Alito is leaning back in his chair, so his reference to AshleyMadison.com has a few people around the courtroom turning to their neighbor to apparently ask, first, “What did he say?” And some appear to be asking, “What’s Ashley Madison?” And others just have wry smiles as another wave of laughs ripples through the courtroom about the Canada-based dating site marketing to married people or others already in relationships.
“I’m not suggesting that,” Alito says. “I mean, she knows a lot of things, I’m not suggesting …” He just trails off.
The Jewish Coalition brief says of the Ashley Madison example, “Swipe left for shanda,” with a footnote explaining the Yiddish word “to describe something shameful.” (There are other Yiddish lessons in the brief.)
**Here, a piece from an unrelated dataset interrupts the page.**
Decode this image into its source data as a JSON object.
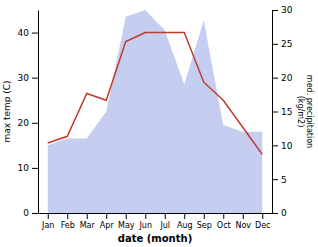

The reserved Josh Blackman I know is probably embarrassed a little by all this attention to his brief. Hah! Actually, within a half hour of Alito’s questions — and before the argument is even over — Blackman has posted on The Volokh Conspiracy about it. “I was pleased that Justice Alito found useful the amicus brief” of the coalition, he writes.
The argument scheduled for 70 minutes goes on for 2 hours, 21 minutes, which is roughly in line with the trend this term of sessions running about double their set time. Today, at least, there is some consciousness of that.
Late in the argument, Jackson, addressing Deputy Solicitor General Brian Fletcher, who was arguing in support of Colorado, says, “Can I just say that I’m sort of trying to think about what you’ve just said in your exchange with …” She hesitates trying to get the name “Justice Kavanaugh” out.
“It’s late,” she says.
When Gorsuch gets a chance to question Olson, also well into the argument, he greets him with a hearty “Good morning.”
“Is it still morning?” Olson says.
“Just barely,” Gorsuch replies, at 11:36 a.m. “It must not feel like it standing where you are.”
“I’m here all day, Justice Gorsuch,” Olson says. Actually, he gets to leave after the first case, while the justices have to stick around for a second, much more mundane argument about bankruptcy. That one will defy the trend and clock in at a tidy 1 hour, 12 minutes.